Duzentos e quarenta pesos.
- Du... du... zentos e quarenta pesos? Bom, eu esperava algo como
cinqüenta. [leva a mão ao cabelo].
- Ah! Ah! Ah! Não.
Enquanto girava a chave entre meus dedos, impunha velocidade ao meu
raciocínio tanto quanto podia, pois não queria que o alfaiate chileno lesse em
minha alma a confusão moral que eu tão inesperadamente passei a infligir-me.
Terminei por largar aquele vulto enorme e negro sobre seu balcão, sob a promessa
de que em quinze dias eu retornaria para pegá-lo. Livrava-me daquilo que
havia se tornado quase um corpo mumificado, a espera do Juízo Final, e com a
bolsa agora vazia seguia meu caminho. Tentaria não mais pensar no assunto, como
se não pudesse haver volta, uma decisão cometida que de seus despojos apenas se
ocupariam os policiais por curiosidade e sem esperança.
E, no entanto – o que fizeste! o que fizeste! -, mais cedo ou mais
tarde eu teria que ir ao sapateiro para que me consertasse a alça de minha
bolsa, que estava rota e apresentava desde então uma atadura de barbante que eu
havia improvisado. E quanto me cobraria dessa vez? Mais cem pesos? E não posso
esquecer-me também da pulseira de meu relógio, que igualmente havia arrebentado
e tive que expender trinta e cinco pesos por uma nova. Tudo agora se me afigura
tão caro e cansativo. Meus tênis, minhas roupas, tudo parece estar se
desfazendo sem que, contudo, possa eu dar uma solução satisfatória.
De qualquer modo, não há mais jeito. Está enterrado. O peso da vida
que reclama ao meu mundo de sonhos suas necessidades inadiáveis arrasta-me em
seu grande redemoinho sem fim. E o que farei? Chamar o alfaiate, o sapateiro, o
relojoeiro e toda esses senhores para quem devo abrir minha carteira ou mostrar
minha amabilidade e gratidão e convidá-los a dormir? E, assim, enrodilhados uns
sobre os outros, elevar-nos sobre o mundo até que na noite resplandeçamos como
uma constelação distante e indistinguível (perguntar-se-ão, os que ficaram, o
que seriam aquelas figuras, se carneiros, leões, cervos)?

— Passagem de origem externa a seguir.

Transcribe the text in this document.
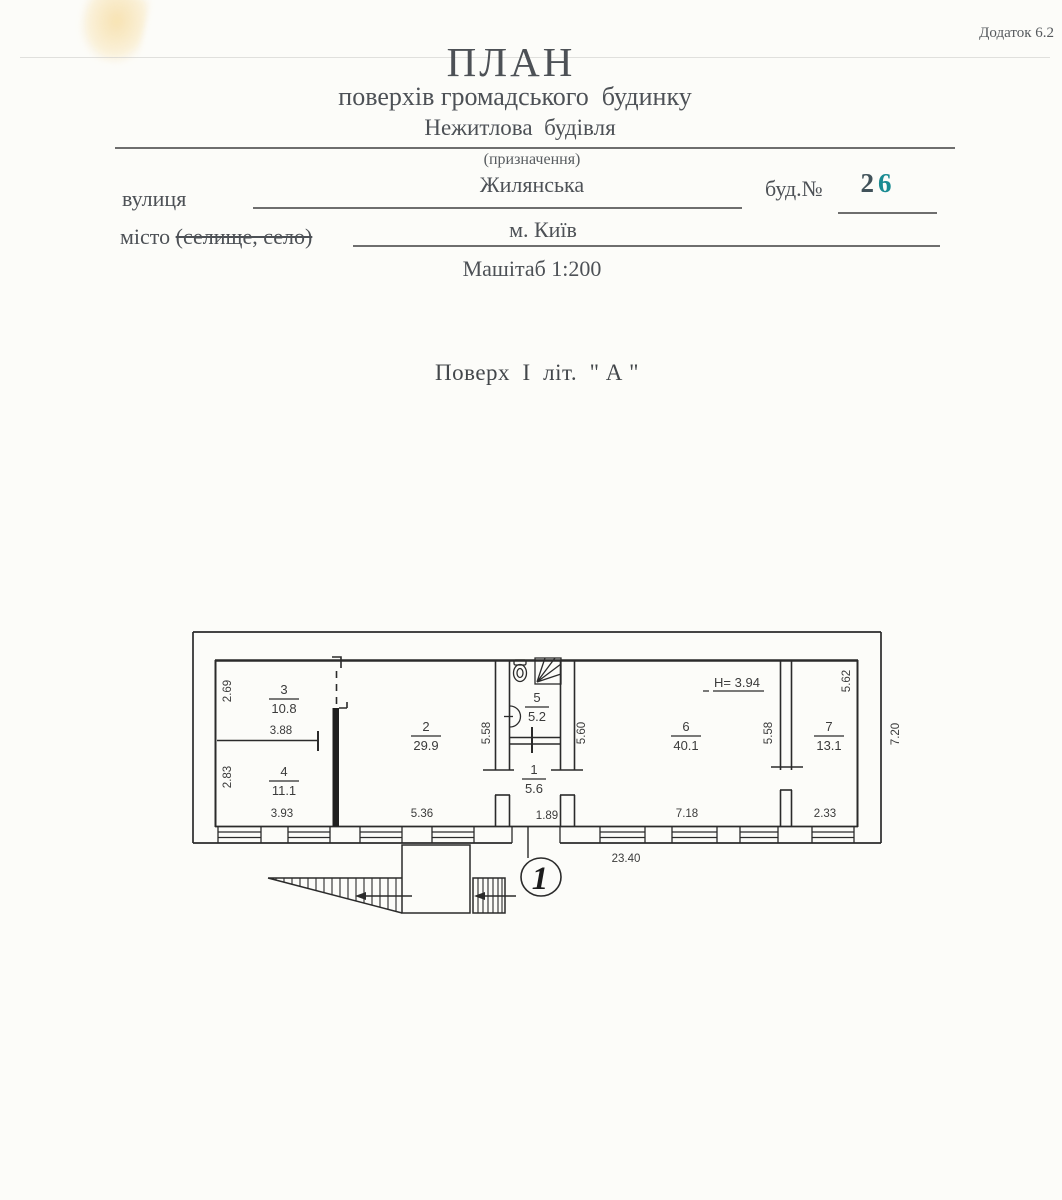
Додаток 6.2
ПЛАН
поверхів громадського  будинку
Нежитлова  будівля
(призначення)
вулиця
Жилянська	буд.№ 26
місто (селище, село)	м. Київ
Машітаб 1:200
Поверх  І  літ.  " А "
1
3
10.8
4
11.1
2
29.9
5
5.2
1
5.6
6
40.1
7
13.1
H= 3.94
2.69
3.88
2.83
3.93	5.36
5.58	5.60
1.89	7.18
5.58
2.33
5.62
7.20
23.40
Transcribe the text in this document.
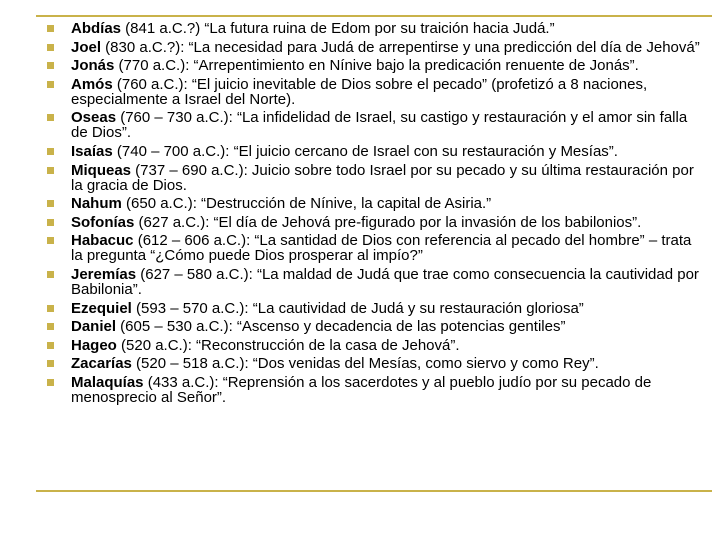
Abdías (841 a.C.?) “La futura ruina de Edom por su traición hacia Judá.”
Joel (830 a.C.?): “La necesidad para Judá de arrepentirse y una predicción del día de Jehová”
Jonás (770 a.C.): “Arrepentimiento en Nínive bajo la predicación renuente de Jonás”.
Amós (760 a.C.): “El juicio inevitable de Dios sobre el pecado” (profetizó a 8 naciones, especialmente a Israel del Norte).
Oseas (760 – 730 a.C.): “La infidelidad de Israel, su castigo y restauración y el amor sin falla de Dios”.
Isaías (740 – 700 a.C.): “El juicio cercano de Israel con su restauración y Mesías”.
Miqueas (737 – 690 a.C.): Juicio sobre todo Israel por su pecado y su última restauración por la gracia de Dios.
Nahum (650 a.C.): “Destrucción de Nínive, la capital de Asiria.”
Sofonías (627 a.C.): “El día de Jehová pre-figurado por la invasión de los babilonios”.
Habacuc (612 – 606 a.C.): “La santidad de Dios con referencia al pecado del hombre” – trata la pregunta “¿Cómo puede Dios prosperar al impío?”
Jeremías (627 – 580 a.C.): “La maldad de Judá que trae como consecuencia la cautividad por Babilonia”.
Ezequiel (593 – 570 a.C.): “La cautividad de Judá y su restauración gloriosa”
Daniel (605 – 530 a.C.): “Ascenso y decadencia de las potencias gentiles”
Hageo (520 a.C.): “Reconstrucción de la casa de Jehová”.
Zacarías (520 – 518 a.C.): “Dos venidas del Mesías, como siervo y como Rey”.
Malaquías (433 a.C.): “Reprensión a los sacerdotes y al pueblo judío por su pecado de menosprecio al Señor”.
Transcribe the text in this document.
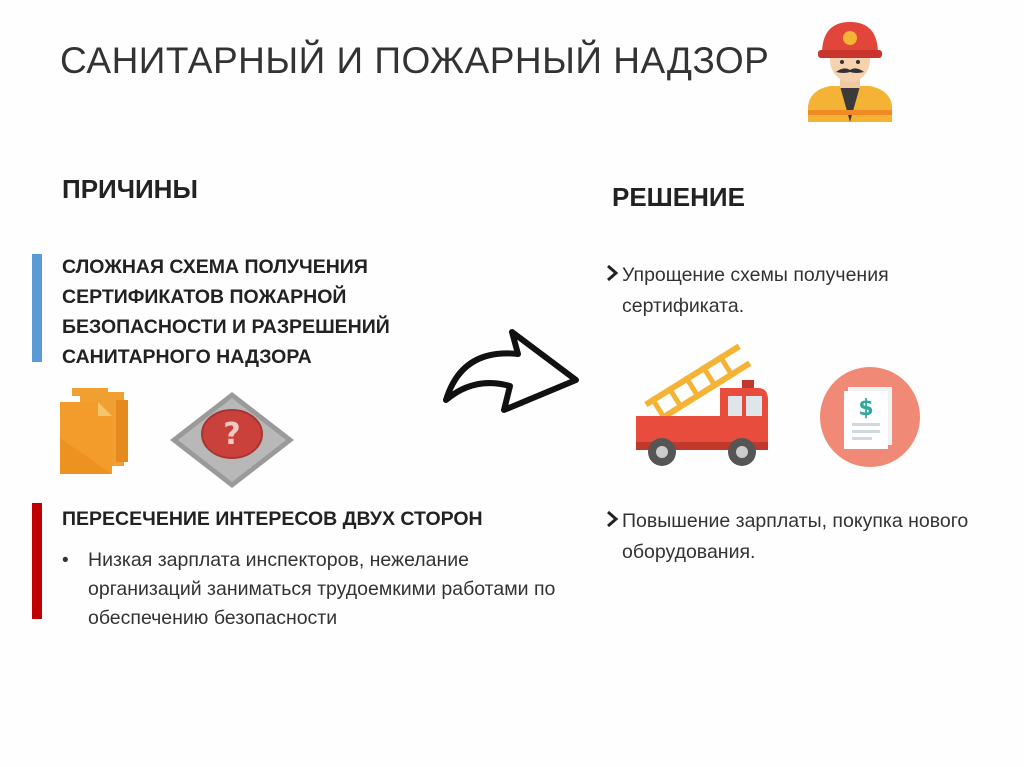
САНИТАРНЫЙ И ПОЖАРНЫЙ НАДЗОР
ПРИЧИНЫ	РЕШЕНИЕ
СЛОЖНАЯ СХЕМА ПОЛУЧЕНИЯ СЕРТИФИКАТОВ ПОЖАРНОЙ БЕЗОПАСНОСТИ И РАЗРЕШЕНИЙ САНИТАРНОГО НАДЗОРА
?
ПЕРЕСЕЧЕНИЕ ИНТЕРЕСОВ ДВУХ СТОРОН
• Низкая зарплата инспекторов, нежелание организаций заниматься трудоемкими работами по обеспечению безопасности
Упрощение схемы получения сертификата.
$
Повышение зарплаты, покупка нового оборудования.
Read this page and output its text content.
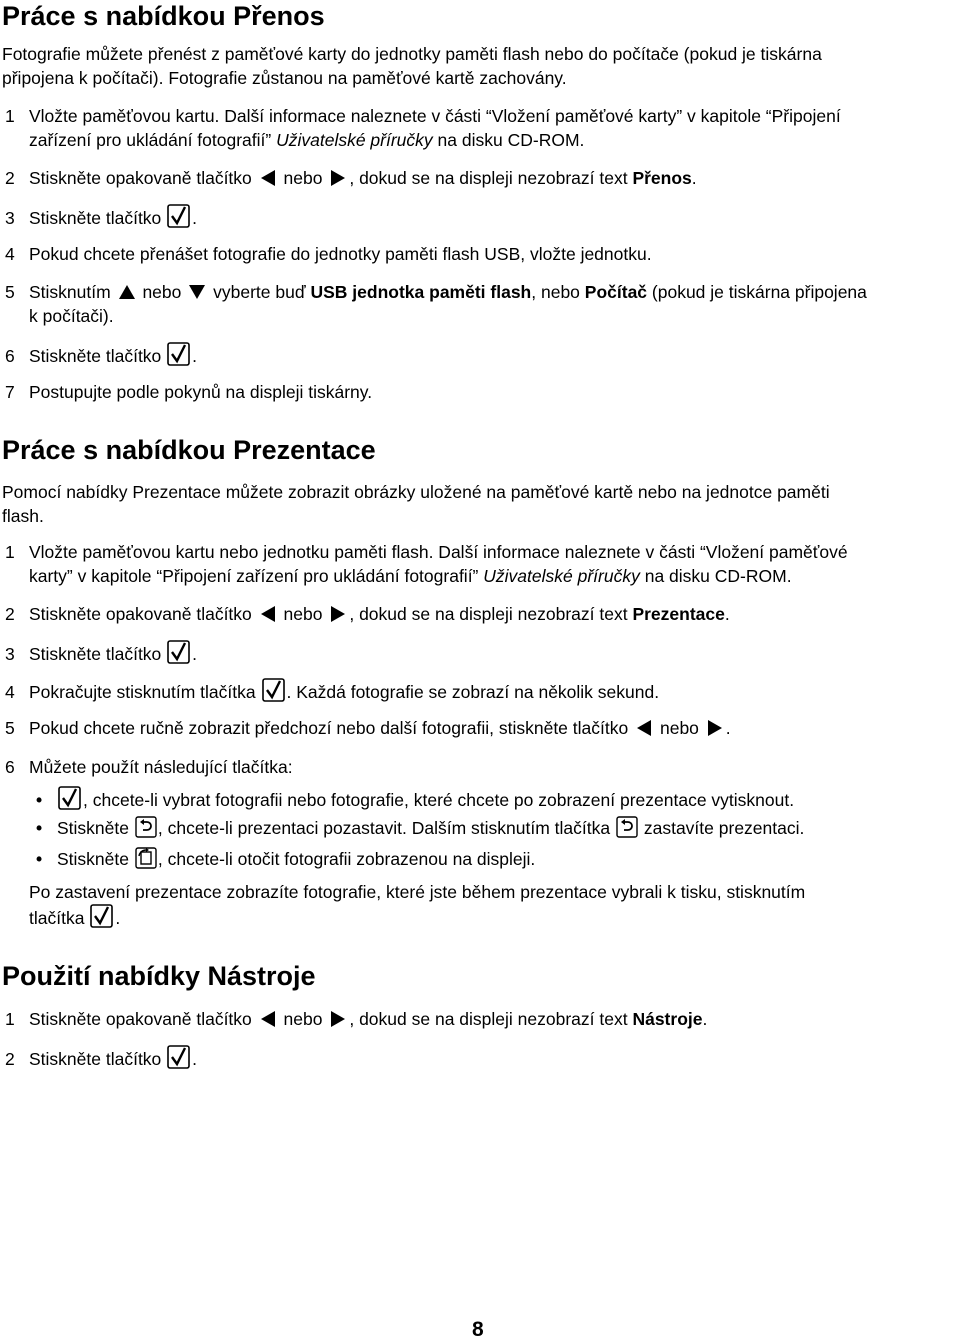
Práce s nabídkou Přenos

Fotografie můžete přenést z paměťové karty do jednotky paměti flash nebo do počítače (pokud je tiskárna
připojena k počítači). Fotografie zůstanou na paměťové kartě zachovány.

1 Vložte paměťovou kartu. Další informace naleznete v části “Vložení paměťové karty” v kapitole “Připojení

zařízení pro ukládání fotografií” Uživatelské příručky na disku CD-ROM.

2 Stiskněte opakovaně tlačítko nebo , dokud se na displeji nezobrazí text Přenos.

3 Stiskněte tlačítko .

4 Pokud chcete přenášet fotografie do jednotky paměti flash USB, vložte jednotku.

5 Stisknutím nebo vyberte buď USB jednotka paměti flash, nebo Počítač (pokud je tiskárna připojena

k počítači).

6 Stiskněte tlačítko .

7 Postupujte podle pokynů na displeji tiskárny.

Práce s nabídkou Prezentace

Pomocí nabídky Prezentace můžete zobrazit obrázky uložené na paměťové kartě nebo na jednotce paměti
flash.

1 Vložte paměťovou kartu nebo jednotku paměti flash. Další informace naleznete v části “Vložení paměťové

karty” v kapitole “Připojení zařízení pro ukládání fotografií” Uživatelské příručky na disku CD-ROM.

2 Stiskněte opakovaně tlačítko nebo , dokud se na displeji nezobrazí text Prezentace.

3 Stiskněte tlačítko .

4 Pokračujte stisknutím tlačítka . Každá fotografie se zobrazí na několik sekund.

5 Pokud chcete ručně zobrazit předchozí nebo další fotografii, stiskněte tlačítko nebo .

6 Můžete použít následující tlačítka:

• , chcete-li vybrat fotografii nebo fotografie, které chcete po zobrazení prezentace vytisknout.
• Stiskněte , chcete-li prezentaci pozastavit. Dalším stisknutím tlačítka zastavíte prezentaci.
• Stiskněte , chcete-li otočit fotografii zobrazenou na displeji.

Po zastavení prezentace zobrazíte fotografie, které jste během prezentace vybrali k tisku, stisknutím
tlačítka .

Použití nabídky Nástroje

1 Stiskněte opakovaně tlačítko nebo , dokud se na displeji nezobrazí text Nástroje.

2 Stiskněte tlačítko .

8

Ah, não... Desta solução também estou cansado. Que revirem o quanto
queiram os panos de meus bolsos. Que arranquem e façam deles lenços, encantadores
atavios, que eu, tão insurgente quanto qualquer um deles, sairei pelas ruas arrastando
meu casaco de alta-costura e boas maneiras. E a população, pasmada ante minha
aparição repentina, como que descendendo por uma longa escadaria ao grande
salão, abanará seus grandes leques, tomada de grande calor e confusão, pois que
nem a véspera de uma bancarrota foi capaz de fazer-me renunciar a esse belo
mundo de sonhos.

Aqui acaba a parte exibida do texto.